Halamka on Beth Israel's Health-Care IT Disaster
The easiest thing to do would be to cut the links, eliminating the potential for spanning tree loops. But that would isolate the outlying hospitals. Instead, the IS team, along with Callisma engineers, chose a more complex option. They would try converting from switching to routing between the core network and the outlying hospitals. That would eliminate spanning tree issues while keeping those hospitals connected.
They tried for seven hours, and, for arcane reasons that have to do with VLAN Trunking Protocol (VTP), they never got the routing to work. The network flapped all day.

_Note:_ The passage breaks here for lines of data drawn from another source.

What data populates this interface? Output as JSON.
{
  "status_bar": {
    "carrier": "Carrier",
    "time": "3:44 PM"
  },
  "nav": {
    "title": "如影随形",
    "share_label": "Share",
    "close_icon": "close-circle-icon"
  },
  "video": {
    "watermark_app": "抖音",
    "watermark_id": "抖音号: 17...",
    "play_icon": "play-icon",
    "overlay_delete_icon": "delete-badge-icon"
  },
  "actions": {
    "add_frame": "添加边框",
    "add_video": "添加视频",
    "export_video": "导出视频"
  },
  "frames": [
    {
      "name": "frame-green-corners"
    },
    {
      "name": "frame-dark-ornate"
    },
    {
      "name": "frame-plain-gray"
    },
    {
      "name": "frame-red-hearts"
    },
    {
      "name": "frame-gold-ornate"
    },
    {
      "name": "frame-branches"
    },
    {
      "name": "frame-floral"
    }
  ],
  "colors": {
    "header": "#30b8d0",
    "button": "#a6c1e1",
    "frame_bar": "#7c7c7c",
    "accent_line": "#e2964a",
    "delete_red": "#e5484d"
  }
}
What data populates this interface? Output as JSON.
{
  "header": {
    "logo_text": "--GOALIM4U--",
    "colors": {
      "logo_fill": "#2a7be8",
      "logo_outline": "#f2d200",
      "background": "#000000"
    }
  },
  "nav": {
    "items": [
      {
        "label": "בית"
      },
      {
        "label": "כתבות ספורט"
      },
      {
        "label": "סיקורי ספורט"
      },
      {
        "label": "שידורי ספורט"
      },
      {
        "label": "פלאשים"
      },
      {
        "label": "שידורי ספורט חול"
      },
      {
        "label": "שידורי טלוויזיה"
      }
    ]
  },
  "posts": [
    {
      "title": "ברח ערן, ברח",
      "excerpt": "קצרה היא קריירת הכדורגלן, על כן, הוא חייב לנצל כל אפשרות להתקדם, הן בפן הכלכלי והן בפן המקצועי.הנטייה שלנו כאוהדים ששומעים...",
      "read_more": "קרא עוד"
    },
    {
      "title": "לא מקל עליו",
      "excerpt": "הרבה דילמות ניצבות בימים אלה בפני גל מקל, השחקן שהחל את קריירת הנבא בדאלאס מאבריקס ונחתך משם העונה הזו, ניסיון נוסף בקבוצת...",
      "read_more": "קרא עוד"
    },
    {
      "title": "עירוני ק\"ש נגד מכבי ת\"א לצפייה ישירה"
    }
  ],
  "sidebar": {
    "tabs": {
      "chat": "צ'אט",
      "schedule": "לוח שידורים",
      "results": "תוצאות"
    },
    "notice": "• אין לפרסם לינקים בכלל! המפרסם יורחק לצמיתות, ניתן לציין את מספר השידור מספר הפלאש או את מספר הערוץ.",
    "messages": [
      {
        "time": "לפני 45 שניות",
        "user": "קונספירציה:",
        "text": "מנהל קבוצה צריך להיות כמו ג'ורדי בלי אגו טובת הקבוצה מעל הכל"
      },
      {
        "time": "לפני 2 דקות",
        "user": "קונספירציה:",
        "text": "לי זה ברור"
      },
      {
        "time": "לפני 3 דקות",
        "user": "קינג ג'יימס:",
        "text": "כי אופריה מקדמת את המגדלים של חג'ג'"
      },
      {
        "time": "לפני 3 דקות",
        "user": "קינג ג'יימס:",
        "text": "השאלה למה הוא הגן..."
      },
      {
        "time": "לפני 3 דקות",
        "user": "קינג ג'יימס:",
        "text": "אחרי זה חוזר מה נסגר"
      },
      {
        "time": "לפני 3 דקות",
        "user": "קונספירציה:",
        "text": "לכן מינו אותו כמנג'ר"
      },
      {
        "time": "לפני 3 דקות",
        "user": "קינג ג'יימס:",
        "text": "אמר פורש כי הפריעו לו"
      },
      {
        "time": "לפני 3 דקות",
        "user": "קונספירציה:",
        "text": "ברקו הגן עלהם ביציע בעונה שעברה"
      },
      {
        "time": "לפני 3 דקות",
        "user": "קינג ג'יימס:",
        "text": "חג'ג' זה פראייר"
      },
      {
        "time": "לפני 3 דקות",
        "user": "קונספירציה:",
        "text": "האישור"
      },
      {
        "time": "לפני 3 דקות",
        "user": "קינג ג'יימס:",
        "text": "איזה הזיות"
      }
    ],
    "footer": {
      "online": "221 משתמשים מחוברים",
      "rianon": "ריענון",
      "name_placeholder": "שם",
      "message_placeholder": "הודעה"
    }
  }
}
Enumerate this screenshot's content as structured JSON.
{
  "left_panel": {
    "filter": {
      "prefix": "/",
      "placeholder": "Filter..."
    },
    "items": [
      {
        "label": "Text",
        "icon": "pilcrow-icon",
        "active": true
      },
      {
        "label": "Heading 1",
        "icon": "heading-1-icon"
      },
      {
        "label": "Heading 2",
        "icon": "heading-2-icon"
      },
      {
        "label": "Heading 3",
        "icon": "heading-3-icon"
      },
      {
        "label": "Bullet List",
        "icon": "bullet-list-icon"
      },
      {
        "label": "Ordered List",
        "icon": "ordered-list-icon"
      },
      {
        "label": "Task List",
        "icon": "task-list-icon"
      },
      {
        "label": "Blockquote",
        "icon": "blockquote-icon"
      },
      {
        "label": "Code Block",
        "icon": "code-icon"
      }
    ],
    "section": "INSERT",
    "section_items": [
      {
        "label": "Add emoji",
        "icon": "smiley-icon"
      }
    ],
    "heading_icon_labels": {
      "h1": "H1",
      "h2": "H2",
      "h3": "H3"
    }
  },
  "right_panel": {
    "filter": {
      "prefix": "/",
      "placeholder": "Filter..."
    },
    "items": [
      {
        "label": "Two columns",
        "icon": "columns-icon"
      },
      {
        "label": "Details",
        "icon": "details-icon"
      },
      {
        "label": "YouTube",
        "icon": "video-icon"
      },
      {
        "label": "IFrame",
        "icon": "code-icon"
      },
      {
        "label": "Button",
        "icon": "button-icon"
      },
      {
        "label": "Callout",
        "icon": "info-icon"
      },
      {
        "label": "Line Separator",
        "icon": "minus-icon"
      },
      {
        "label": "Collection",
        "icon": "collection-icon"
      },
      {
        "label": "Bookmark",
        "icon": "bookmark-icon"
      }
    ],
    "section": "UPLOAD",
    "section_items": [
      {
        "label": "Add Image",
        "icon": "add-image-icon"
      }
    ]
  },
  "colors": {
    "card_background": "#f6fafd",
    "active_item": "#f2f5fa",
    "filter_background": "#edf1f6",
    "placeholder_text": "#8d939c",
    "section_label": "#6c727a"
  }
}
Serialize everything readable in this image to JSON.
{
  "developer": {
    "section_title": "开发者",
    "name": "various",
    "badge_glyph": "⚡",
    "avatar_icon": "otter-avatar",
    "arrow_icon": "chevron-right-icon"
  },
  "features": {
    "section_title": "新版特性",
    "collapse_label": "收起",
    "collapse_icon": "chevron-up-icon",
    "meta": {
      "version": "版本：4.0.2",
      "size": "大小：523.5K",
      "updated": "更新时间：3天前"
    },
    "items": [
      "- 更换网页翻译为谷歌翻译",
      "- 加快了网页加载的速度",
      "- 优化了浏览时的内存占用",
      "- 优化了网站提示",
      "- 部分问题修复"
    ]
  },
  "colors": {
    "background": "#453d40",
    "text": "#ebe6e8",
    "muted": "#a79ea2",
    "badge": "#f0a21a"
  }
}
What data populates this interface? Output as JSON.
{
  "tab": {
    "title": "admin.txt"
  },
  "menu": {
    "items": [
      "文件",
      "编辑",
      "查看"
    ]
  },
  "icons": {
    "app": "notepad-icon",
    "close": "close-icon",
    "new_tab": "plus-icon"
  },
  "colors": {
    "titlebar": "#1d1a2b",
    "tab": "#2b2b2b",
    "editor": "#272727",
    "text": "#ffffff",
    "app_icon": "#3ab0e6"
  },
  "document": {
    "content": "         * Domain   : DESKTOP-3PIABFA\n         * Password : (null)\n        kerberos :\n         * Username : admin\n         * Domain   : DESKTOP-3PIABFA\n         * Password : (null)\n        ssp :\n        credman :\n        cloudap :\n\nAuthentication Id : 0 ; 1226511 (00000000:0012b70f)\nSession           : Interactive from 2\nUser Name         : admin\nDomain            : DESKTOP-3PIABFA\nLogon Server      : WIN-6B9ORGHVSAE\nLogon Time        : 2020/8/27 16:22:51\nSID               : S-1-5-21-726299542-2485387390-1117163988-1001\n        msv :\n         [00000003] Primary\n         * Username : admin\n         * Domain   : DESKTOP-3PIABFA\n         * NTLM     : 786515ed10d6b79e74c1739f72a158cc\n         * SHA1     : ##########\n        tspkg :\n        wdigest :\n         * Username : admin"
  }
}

Around midmorning, as Halamka was explaining the routing strategy to CareGroup executives in an ad hoc meeting, a patient, an alcoholic in her 50s, was admitted to Beth Israel Deaconess’s ICU. Dr. Daniel Sands, a primary care physician and director of the hospital’s clinical computing staff, saw her. She had what Sands calls "astounding electrolyte deficiencies," a problem common to people who drink their meals. In fact, Sands says, "It was incredible she was alive.
"I needed to be careful with this woman. I needed to try treatments based on lab reports and then monitor progress and adjust as I went," recalls Sands. "But all of a sudden, we couldn’t operate like that. Usually I get labs back in less than an hour; they were taking five hours, and here I have a patient who could die. I was scared." (The patient would survive.)
At 4 p.m., Halamka met with a minicrisis team that included the head of nursing, the heads of the lab and the pharmacy, and hospital COO Dr. Michael Epstein. "Even then," Halamka says, "I’m still saying, ’We’re one configuration change away,’ and my assumption is things will be back up soon."
But his team was tense and frustrated. CareGroup’s help desk had been flooded with calls. They were hearing everything from "I can’t check my e-mail" to "I don’t know if the blood work I just requested went through."
At 3:50 p.m., Beth Israel closed its emergency room. It stayed closed for four hours, until 7:50 p.m., according to Massachusetts Department of Public Health documents.
It was at the 4 p.m. meeting that COO Epstein says he realized "this was more than a garden-variety down-and-up network." Clinical users, like Sands, were signaling that they were worried. Epstein and Halamka, along with hospital executives and network consultants, decided to take extreme measures. They called Cisco Systems, the hospital’s San Jose, Calif.-based equipment and support vendor. Cisco responded by triggering its Customer Assurance Program (CAP), a bland name that belies how rare and how serious CAPs are. CAP means Cisco commits any amount of money and every resource available until a crisis is resolved.